Three String Books.

The latest newsletter from Slavica Publishers (see this LH post) brings news that should please anyone interested in the literature of Russia and Eastern Europe:

Slavica is pleased to announce the establishment of a new imprint, Three String Books, devoted to translations of literary works and belles-lettres from Central and Eastern Europe, Russia, and the other successor states of the former Soviet Union. The name has been selected to underscore the indispensable roles played by all three parties to literary translation: author, translator, and reader. And our new logo builds upon the prevalence of three-stringed folk instruments throughout these lands.

We will be delighted to discuss proposals for translation projects, which should be addressed to the managing editor of both Slavica Publishers and Three String Books, Dr. Vicki Polansky (vpolansky@slavica.com). Keep an eye on this newsletter for announcements of upcoming publications!

The inaugural publication under the Three String Books imprint is Apollon Bezobrazov, a modernist novel by “recovered Surrealist” Boris Poplavsky, originally published in the early 1930s and now translated by John Kopper. Making an uncharacteristic detour into prose in the 1920s, the Russian émigré poet Poplavsky presents a novel that reveals the Surrealist influence of prominent Parisian contemporaries like André Breton and Louis Aragon and rebels against it. The hero, and the novel’s namesake, embodies the figure of the urban hippie—the flâneur of French literature—while the narrator, a young Russian, falls under his spell. The story describes in colorful, poetic detail the hand-to-mouth existence of a small band of displaced Russians in Paris and Italy. It chronicles their poverty, their diversions, their intensely played out love affairs, and Bezobrazov’s gradual transformation in the eyes of his admiring followers. The novel abounds in allusions to Eastern religion, Western philosophy, and 19th-century Russian literature. In its experimental mixing of genres, the work echoes Joyce’s Ulysses, while in its use of extended metaphors it reveals the stylistic impact of Marcel Proust. Not published in complete form in Russian until 1993, Apollon Bezobrazov significantly broadens our understanding of Russian prose produced in the interwar emigration.

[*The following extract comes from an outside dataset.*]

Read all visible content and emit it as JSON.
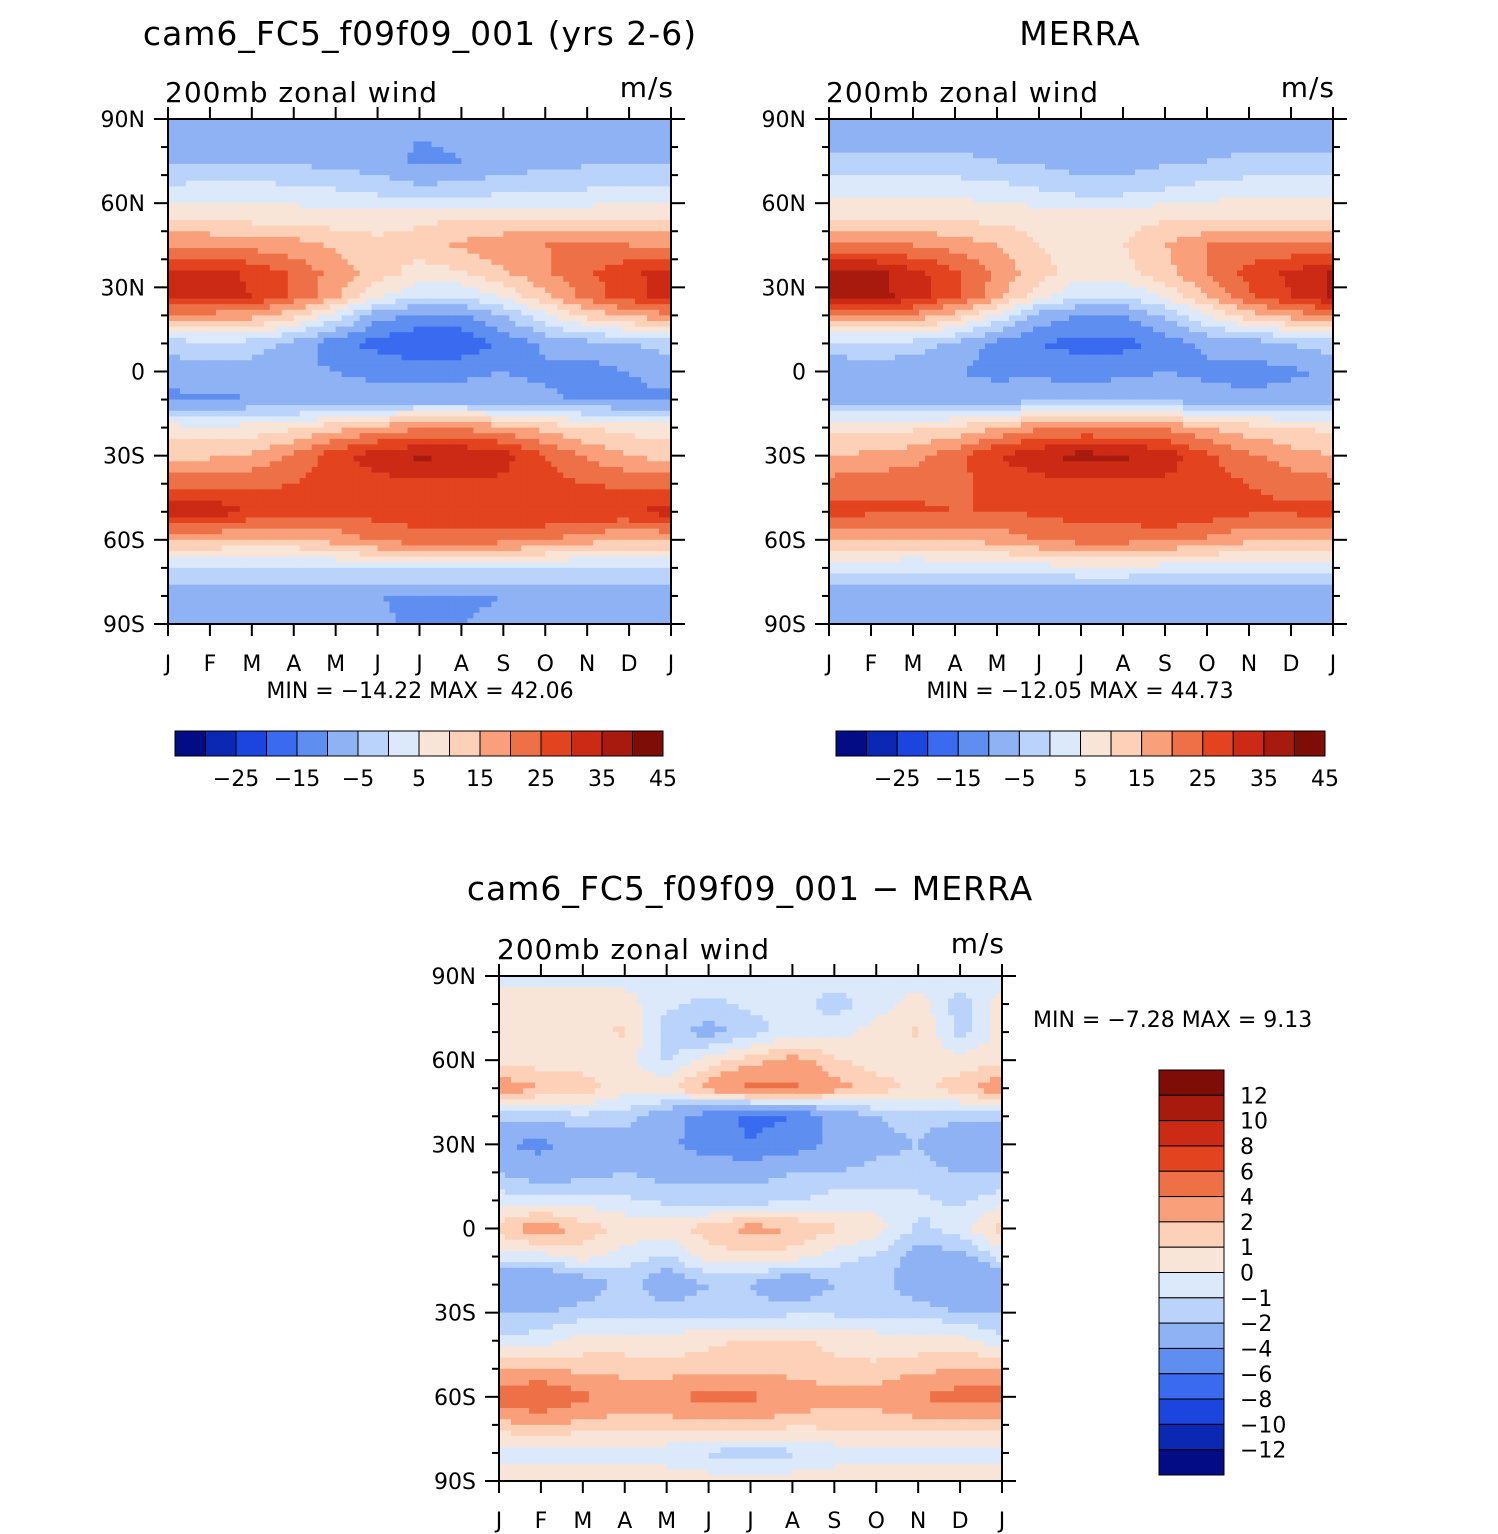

Poplavsky is a fascinating character; I wrote about him here, and there’s a great chapter on him in The Bitter Air of Exile: Russian Writers in the West, 1922-1972 which you may or may to be able to read some of at Google Books. At any rate, now I know who to contact if I decide to translate a novel myself.

Comments

  1. Hat, are you planning to translate a novel? Let me know when you do because I’ll be first in the queue!

  2. Yes, what’s this “if” business? I for one would cheerfully endure a blog frequency slowdown or even hiatus if a novel was waiting at the end of it.

  3. Normally, the claim that a work of fiction “echoes” or “reveals the stylistic impact of” Proust or Joyce would sound boringly phony to me. Not so in Poplavsky’s case: he arrived in Paris when Proust still lived; he was one of the first French readers of Joyce (Ulysses appeared in French in 1929); he compared Joyce’s stream-of-consciousness monologues to the “automatic writing” of Lautréamont’s Maldoror (or Mal d’Aurore, in P.’s reading), of Blake (!), of French surrealists and – P. did not write it but I’m sure he meant it – of Ilyazd and P. himself.

  4. I’m pleased to see that Three String Books is still going.